Rumors suggest that the Bank of Japan may actually be considering adopting some form of inflation targeting, with a positive upper bound. This is good news, because it means that the Japanese are finally starting to understand the nature of their situation. But do they still get it? I am not sure, because the numbers being floated are almost surely too low. And in that case perhaps they still don't get it - because the basic logic of a liquidity trap says that the choice facing a country in such a trap is between a significant positive rate of inflation and grinding deflation. There is no middle ground.

The point is simple, but apparently hard to grasp. Suppose that the equilibrium real interest rate - the rate at which savings and investment, including net foreign investment, would be equal at full employment - is negative. (As I have tried to explain, in  Japan: still trapped , that is what a liquidity trap is all about). And suppose also that prices do not fall quickly in the face of unemployment. Then if the expected inflation rate is too small to allow a low enough real interest rate - if, for example, the economy "needs" a minus 3 real interest rate, and expected inflation is only 1 percent - the actual result will be an underemployed economy, and hence continuing slow deflation. This will soon mean that the inflation target loses credibility, and you are back where you started.

So an inflation target can work only if it is high enough that, if believed, it would produce a strong enough economy to actually generate inflation. A target that is set too low is doomed to failure.

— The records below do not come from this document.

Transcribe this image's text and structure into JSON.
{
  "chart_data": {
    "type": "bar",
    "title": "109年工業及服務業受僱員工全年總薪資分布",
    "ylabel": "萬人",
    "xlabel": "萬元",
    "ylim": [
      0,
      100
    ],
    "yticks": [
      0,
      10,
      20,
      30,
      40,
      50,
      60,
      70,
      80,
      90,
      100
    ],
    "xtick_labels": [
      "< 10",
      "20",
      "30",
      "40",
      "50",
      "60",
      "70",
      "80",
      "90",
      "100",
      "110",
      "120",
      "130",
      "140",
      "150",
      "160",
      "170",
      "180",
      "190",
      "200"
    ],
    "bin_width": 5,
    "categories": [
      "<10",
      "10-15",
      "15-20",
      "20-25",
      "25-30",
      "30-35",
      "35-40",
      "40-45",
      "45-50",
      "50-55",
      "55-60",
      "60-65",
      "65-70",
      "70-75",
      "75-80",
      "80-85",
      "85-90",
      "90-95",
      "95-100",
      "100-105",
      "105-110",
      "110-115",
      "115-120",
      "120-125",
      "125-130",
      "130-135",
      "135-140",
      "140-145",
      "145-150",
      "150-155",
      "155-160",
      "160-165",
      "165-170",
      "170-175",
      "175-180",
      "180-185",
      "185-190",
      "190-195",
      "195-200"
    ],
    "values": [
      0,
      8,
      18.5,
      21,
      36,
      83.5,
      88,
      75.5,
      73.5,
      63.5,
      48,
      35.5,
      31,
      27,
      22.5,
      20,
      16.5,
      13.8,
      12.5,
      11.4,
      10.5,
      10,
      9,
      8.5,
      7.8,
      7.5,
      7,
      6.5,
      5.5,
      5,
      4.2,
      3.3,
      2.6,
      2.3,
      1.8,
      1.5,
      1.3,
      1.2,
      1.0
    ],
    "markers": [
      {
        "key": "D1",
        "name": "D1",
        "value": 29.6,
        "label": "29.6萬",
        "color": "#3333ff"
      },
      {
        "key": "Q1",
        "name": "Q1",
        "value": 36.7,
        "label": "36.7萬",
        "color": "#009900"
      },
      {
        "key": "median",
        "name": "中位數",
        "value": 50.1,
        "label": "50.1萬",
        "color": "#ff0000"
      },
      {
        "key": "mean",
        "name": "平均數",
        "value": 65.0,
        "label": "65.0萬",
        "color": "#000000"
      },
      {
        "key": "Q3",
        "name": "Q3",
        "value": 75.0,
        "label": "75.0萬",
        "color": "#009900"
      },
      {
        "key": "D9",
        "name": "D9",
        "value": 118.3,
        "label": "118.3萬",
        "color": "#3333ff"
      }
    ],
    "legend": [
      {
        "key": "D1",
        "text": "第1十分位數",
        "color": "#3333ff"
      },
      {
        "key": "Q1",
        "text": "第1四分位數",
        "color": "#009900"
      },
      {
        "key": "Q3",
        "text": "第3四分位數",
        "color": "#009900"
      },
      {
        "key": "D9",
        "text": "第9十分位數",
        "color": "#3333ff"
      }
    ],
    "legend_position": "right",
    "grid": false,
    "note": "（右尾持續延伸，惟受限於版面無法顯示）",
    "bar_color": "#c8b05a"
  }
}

This is why people who want to water down proposals for "managed inflation" - why can't we just aim for price stability, or 1 percent inflation, instead? - are missing the point. As I tried to say in my original piece on  Japan's trap , the deflationary pressures we actually see in Japan represent an economy that is "trying" to achieve the inflation it needs, by reducing current prices compared with expected future levels; the reason the economy is depressed is that such deflation does not come quickly and painlessly.

I know that all of this is painful to think about; policymakers are certainly not used to dealing with such paradoxical-sounding problems, and their instinct is always to go for some sort of middle ground. But the law of the excluded middle here is not some abstract professorial quibble. It is the unavoidable conclusion of any reasonable analysis.

So let me say it in capitals:

INFLATION TARGETING IN JAPAN WILL FAIL UNLESS THE TARGET IS SET HIGH ENOUGH.